# Practice Problems

Practice problems help you get started, if some of the lab and lecture material is not clear. You are not required to do these problems, but make sure you understand how you would solve them. Solving them on paper is a great preparation for the exams.

Work out as complete programs the following exercises from the textbook:

Problems:

1. Problem 2.4 on page 17

2. Problem 3.1 on page 25

3. Problem 4.4 on page 33

4. Problem 5.3 on page 44

5. Problem 5.9 on page 51

6. Problem 10.2 on page 97

7. Problem 10.5 on page 105

8. Problem 14.1 on page 140

9. Problem 14.7 on page 144

# Pair Programming Assignment

## 2.1  Problem

1. Convert the data representation for the US cities from the previous assignment to data definitions in FunJava language. (Class City)

2. Make sure you have a separate class Loc for the location given in the latitude and longitude coordinates.

3. Define the class hierarchy IRoute that represent a list of cities. Follow the DESIGN RECIPE FOR DATA DEFINITIONS. Remember to make examples of data.

4. Define the class hierarchy ILoState that represents that represent a list of states identified by a String (typically two letters — the same format as is used in the City class. Follow the DESIGN RECIPE FOR DATA DEFINITIONS. Remember to make examples of data.

5. Define the class Capitol that represents a capitol of a state. It has a field that represents the city, and a field that represents the list of neighboring states.

6. Define the class hierarchy IStateMap that represents a list of Capitols of all states on the map.

7. Make examples of this data for the six New England states.

## 2.2  Problem

Design the classes to represent shapes IShape we may want to draw on the Canvas.
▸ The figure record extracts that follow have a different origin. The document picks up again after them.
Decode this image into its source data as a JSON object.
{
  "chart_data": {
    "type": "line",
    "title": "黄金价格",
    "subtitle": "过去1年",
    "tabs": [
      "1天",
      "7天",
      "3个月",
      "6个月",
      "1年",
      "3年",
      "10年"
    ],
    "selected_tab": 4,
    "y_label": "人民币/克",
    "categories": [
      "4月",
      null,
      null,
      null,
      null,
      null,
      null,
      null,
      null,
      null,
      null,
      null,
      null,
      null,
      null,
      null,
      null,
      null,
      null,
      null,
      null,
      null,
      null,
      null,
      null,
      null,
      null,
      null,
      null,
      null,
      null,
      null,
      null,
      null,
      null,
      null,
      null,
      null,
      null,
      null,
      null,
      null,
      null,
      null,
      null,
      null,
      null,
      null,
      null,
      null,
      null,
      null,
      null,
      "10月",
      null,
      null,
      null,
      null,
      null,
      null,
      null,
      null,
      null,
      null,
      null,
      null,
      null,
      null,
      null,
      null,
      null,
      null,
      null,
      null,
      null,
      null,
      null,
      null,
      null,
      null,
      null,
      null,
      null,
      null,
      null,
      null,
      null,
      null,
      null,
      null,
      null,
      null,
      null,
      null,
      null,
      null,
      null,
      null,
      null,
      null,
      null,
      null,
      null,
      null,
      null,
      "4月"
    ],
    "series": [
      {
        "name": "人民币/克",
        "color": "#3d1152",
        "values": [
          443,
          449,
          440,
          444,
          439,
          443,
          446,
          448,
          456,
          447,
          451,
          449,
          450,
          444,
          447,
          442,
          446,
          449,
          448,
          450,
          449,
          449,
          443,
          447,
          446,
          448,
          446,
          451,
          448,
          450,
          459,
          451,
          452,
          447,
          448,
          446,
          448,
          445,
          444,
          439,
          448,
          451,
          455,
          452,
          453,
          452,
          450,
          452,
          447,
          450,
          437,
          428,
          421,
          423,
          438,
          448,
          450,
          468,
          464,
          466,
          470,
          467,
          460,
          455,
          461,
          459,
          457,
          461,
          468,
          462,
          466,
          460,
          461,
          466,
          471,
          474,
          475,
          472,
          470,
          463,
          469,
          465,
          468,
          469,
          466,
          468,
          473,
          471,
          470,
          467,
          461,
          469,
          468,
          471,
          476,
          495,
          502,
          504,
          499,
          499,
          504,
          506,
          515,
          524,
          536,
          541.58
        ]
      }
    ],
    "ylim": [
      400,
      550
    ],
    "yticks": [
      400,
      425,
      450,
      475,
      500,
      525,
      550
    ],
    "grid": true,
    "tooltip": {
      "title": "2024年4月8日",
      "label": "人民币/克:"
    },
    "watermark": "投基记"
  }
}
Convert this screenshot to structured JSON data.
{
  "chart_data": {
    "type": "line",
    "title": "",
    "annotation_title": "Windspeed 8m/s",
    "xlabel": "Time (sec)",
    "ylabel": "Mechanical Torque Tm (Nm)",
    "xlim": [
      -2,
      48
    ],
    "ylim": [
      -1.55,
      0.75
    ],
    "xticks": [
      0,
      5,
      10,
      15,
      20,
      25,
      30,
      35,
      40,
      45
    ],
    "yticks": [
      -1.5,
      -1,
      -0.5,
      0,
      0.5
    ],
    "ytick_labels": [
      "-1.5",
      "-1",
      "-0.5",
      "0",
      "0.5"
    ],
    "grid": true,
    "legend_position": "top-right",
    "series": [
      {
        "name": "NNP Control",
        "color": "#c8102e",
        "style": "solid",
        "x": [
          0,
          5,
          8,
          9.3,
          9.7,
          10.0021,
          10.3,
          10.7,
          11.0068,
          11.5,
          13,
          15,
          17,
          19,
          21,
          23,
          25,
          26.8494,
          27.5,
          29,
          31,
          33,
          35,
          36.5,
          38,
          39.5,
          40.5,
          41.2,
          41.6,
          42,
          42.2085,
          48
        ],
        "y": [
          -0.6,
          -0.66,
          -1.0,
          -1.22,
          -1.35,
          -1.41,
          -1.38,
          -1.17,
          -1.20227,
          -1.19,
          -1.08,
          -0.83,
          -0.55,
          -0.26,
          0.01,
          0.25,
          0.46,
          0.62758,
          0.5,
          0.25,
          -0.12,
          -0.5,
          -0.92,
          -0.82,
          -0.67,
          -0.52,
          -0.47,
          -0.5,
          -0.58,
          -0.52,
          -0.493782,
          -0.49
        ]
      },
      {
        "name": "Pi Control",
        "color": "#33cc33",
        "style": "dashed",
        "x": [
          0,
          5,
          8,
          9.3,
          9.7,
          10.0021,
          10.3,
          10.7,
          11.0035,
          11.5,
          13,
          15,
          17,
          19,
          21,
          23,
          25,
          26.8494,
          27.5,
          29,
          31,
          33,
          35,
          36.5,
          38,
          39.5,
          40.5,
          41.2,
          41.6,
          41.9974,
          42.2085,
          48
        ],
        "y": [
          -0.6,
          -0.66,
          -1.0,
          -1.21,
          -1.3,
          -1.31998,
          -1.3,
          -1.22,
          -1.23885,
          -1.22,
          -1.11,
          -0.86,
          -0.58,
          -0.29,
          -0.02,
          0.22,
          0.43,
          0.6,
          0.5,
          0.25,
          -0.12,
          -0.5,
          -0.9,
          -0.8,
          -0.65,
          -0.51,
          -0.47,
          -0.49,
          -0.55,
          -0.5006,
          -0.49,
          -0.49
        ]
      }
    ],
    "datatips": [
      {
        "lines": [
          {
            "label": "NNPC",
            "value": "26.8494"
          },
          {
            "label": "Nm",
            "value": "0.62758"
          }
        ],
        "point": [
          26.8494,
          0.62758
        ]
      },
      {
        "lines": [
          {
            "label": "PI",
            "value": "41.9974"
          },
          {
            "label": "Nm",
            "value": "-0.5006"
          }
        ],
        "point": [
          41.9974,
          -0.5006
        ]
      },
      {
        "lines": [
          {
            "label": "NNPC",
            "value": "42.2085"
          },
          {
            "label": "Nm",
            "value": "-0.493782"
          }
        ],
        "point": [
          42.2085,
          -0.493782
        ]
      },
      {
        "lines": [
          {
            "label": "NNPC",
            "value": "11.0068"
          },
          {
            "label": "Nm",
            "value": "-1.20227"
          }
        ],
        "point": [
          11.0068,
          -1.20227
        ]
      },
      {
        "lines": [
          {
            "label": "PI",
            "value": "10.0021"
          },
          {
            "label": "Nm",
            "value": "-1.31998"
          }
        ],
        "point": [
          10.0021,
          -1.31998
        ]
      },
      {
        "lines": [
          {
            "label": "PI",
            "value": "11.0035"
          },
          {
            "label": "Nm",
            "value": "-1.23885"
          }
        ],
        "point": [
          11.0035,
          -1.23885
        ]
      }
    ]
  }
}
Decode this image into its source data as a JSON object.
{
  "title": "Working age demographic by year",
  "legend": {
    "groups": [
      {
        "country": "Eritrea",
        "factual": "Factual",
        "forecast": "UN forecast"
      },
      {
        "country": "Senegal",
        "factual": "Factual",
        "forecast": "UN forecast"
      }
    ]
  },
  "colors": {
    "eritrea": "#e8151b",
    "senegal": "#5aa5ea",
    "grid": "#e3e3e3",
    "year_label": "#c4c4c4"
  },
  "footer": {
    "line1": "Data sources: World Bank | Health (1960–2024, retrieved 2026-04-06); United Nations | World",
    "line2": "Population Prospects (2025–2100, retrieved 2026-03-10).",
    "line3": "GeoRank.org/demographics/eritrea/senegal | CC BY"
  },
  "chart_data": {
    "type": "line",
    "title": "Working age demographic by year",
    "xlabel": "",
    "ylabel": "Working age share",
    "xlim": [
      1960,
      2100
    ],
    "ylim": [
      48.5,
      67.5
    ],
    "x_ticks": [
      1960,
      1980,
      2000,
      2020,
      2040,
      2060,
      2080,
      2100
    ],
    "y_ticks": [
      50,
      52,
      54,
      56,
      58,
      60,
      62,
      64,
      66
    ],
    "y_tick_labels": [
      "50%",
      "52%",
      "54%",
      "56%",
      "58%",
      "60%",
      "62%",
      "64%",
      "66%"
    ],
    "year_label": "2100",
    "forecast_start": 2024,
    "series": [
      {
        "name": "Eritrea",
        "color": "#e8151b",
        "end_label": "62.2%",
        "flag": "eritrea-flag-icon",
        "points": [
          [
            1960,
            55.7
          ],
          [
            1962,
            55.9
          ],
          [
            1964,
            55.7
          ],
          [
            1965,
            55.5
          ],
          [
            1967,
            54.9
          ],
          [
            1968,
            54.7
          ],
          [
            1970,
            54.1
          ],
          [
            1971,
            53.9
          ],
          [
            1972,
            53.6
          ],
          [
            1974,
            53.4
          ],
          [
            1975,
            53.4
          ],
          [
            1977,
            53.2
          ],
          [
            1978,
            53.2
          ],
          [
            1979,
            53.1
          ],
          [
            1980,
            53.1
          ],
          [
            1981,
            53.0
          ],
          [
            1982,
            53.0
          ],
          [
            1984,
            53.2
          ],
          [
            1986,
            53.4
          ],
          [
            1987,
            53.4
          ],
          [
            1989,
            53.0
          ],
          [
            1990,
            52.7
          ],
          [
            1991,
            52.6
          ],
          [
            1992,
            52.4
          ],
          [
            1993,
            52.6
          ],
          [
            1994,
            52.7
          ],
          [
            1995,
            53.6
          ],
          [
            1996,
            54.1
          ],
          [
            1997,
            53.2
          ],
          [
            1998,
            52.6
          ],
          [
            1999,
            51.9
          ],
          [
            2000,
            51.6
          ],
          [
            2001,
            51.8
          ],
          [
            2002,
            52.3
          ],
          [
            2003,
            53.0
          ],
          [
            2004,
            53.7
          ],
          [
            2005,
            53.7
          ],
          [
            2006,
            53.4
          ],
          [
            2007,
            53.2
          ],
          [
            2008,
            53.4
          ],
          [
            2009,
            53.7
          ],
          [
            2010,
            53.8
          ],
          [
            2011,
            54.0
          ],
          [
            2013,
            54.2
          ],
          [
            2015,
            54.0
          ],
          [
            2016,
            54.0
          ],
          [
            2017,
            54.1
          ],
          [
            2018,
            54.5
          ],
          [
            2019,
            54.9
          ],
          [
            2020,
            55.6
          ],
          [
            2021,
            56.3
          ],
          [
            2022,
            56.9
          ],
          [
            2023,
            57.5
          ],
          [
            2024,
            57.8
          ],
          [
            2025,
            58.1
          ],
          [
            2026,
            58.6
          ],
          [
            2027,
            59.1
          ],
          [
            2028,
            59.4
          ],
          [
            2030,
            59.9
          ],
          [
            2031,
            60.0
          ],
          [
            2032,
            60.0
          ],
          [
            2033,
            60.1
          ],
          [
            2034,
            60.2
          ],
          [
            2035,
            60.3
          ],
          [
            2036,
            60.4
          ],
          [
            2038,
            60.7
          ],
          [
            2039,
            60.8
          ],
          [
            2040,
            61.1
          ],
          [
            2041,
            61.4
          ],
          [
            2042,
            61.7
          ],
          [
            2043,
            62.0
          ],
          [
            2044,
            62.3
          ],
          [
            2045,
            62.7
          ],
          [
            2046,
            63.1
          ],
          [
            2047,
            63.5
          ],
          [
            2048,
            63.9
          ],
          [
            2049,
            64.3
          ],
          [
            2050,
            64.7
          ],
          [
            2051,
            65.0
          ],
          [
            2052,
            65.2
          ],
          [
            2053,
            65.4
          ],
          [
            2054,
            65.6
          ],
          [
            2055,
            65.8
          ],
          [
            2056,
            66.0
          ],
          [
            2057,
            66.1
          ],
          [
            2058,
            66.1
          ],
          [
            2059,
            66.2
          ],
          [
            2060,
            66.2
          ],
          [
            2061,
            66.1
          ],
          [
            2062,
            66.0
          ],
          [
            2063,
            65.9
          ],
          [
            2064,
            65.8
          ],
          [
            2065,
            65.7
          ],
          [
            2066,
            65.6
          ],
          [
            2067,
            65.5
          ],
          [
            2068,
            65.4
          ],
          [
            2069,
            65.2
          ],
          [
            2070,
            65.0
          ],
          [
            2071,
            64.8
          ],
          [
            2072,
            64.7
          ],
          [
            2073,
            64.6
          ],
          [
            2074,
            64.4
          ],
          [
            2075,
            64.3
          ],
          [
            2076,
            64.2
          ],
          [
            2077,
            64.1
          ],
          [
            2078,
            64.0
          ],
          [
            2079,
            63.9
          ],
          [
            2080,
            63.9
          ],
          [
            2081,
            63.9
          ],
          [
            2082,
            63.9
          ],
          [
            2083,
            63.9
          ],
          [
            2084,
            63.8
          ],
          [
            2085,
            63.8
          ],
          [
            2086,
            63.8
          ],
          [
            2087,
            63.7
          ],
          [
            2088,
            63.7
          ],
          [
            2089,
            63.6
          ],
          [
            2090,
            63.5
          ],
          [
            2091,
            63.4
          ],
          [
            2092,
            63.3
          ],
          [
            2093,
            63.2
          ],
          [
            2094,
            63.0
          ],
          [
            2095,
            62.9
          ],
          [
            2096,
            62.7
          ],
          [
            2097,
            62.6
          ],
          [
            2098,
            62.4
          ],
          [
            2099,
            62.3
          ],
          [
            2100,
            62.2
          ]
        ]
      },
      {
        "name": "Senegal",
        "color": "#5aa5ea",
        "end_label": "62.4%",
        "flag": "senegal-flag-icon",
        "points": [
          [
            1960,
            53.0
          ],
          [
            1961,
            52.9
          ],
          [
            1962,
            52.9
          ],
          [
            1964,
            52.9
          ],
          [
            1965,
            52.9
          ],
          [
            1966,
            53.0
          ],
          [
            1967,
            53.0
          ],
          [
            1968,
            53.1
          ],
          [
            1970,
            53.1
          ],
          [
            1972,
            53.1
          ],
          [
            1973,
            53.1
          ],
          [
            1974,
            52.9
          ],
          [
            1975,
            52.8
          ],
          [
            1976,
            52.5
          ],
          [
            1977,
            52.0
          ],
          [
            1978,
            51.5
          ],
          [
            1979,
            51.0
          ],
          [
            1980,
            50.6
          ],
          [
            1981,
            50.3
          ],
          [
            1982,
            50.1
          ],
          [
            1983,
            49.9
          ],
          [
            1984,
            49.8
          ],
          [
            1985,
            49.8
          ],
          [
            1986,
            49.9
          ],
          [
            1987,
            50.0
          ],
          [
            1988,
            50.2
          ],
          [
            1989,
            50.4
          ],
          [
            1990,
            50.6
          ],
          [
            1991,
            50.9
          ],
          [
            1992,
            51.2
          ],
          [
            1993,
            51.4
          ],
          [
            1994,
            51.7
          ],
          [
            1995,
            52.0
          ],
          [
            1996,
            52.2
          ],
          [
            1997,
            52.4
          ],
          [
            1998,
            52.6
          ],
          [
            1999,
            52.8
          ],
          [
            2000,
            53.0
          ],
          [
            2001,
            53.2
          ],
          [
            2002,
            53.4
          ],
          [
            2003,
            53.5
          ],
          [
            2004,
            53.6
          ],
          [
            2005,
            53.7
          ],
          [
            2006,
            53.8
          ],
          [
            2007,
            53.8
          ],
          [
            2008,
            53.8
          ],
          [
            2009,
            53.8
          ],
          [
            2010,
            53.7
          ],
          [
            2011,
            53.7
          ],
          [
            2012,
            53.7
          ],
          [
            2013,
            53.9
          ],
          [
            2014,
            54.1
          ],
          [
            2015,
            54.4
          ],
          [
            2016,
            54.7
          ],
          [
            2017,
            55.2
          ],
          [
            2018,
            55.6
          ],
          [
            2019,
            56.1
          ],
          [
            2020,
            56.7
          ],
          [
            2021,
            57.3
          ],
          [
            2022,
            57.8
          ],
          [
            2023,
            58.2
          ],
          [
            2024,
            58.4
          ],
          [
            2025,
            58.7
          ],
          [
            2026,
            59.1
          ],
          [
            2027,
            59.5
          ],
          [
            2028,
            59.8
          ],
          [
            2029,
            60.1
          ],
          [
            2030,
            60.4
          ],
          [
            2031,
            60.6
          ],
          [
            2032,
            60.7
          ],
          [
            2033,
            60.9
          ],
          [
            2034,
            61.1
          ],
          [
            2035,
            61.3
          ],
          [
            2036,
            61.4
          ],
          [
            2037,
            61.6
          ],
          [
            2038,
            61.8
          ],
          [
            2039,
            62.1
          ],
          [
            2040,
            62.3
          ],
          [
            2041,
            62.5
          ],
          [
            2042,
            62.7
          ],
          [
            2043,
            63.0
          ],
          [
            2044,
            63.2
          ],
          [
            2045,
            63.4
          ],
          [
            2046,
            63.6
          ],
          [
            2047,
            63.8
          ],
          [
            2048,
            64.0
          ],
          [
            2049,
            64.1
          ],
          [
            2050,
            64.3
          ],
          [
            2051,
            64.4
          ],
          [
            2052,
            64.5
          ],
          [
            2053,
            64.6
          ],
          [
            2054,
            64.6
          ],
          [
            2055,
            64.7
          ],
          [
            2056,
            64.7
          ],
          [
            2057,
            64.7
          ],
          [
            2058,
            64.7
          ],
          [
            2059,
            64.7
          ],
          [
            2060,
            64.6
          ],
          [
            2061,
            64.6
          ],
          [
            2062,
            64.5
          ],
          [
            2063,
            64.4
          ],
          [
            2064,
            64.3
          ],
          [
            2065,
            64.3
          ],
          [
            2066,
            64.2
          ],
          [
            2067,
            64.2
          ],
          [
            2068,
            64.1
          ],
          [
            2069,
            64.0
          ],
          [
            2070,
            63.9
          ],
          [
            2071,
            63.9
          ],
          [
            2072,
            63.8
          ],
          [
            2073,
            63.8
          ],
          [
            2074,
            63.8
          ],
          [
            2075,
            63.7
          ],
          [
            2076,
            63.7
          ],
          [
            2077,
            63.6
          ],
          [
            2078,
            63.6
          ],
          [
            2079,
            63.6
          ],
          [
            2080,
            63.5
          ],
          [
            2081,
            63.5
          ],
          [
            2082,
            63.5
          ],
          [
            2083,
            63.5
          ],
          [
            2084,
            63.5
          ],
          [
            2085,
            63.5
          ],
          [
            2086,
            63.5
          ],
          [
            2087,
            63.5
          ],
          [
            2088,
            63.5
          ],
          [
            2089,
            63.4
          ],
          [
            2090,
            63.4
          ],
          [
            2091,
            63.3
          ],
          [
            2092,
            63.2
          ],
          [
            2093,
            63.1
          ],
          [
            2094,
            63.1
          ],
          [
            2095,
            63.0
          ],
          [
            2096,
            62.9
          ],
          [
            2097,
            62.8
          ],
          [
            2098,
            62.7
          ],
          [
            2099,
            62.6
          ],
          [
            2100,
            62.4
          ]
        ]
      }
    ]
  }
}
We have circles, disks, rectangles, lines, and a combination of shapes - one on the top, another on the bottom.

Here is what you need to know about each of the shapes:

• A circle has the position of the center, the radius, and a color.

• A disk has the position of the center, the radius, and a color.

• A rectangle has the position of the NW corner, the height and the width, as well as a color.

• A line has the position of the start and end points and a color.

• A combo shape consists of the top and the bottom shape.

• The library colors.jar defines the interface IColor and six classes that implement this interface: Red, Blue, Green, Yellow, Black, and White. The constructor for each of these classes consumes no arguments.

1. Draw a class diagram of class hierarchy that represent shapes.

2. Define a class CartPt to represent a Cartesian point with integer coordinates.

3. Define the classes that represent shapes. Use the CartPt class to represent the positions of shapes. Use the IColor type to represent the colors of the shapes.

4. Make examples of data: Draw a picture on paper that you want your shape to represent. Then write the data definitions that will represent this picture.

## 2.3  Problem

Creative Project

We continue with the design of an interactive game in the style you have done in the first course. A game consist of several different objects. The object move either on each tick of the clock, or in response to the keys (typically the arrow keys). There may be other changes in the game object over the time or in response to the key events (x key launches a shot, an animal gets hungrier as the time goes on, ...). The objects interact in some predefined manner. Finally, something (the state of an object, the interaction between objects) triggers the end of the game.

1. Write down the description of the simple version of the game that has been approved by the instructor.

2. For each object (or a collection of objects e.g. a list of objects) that will be used in the game do the following:

1. Describe briefly its behavior during the game: does it change with the clock tick?, does in respond to key events?, does it interact with another object in the game?

2. Design a class that represents this object. Often, the only information the class needs to keep is the position of the object.

Include the description of the behavior as a block comment before the class definition.

Make examples of this data at several stages in the game.

3. Identify the essential information you will need to keep track of as the World scene changes. This will include objects in the classes defined above, as well as possible other data (game score, a flag indicating whether the game ended, etc.).

4. Design the class GameWorld that includes all objects involved in the game and any data identified in the previous step.

5. Make examples of the initial GameWorld and a couple of intermediate worlds you expect to see in the game, as well as the state of the world at the end of the game.

6. Design a picture that will represent each of the objects in your game as well as the entire scene.

A picture is composed of disks, circles (outlines), rectangles, lines and text in six possible colors: red, blue, green yellow, white, or black. The picture should be an instance of the class hierarchy IShape defined in the previous problem.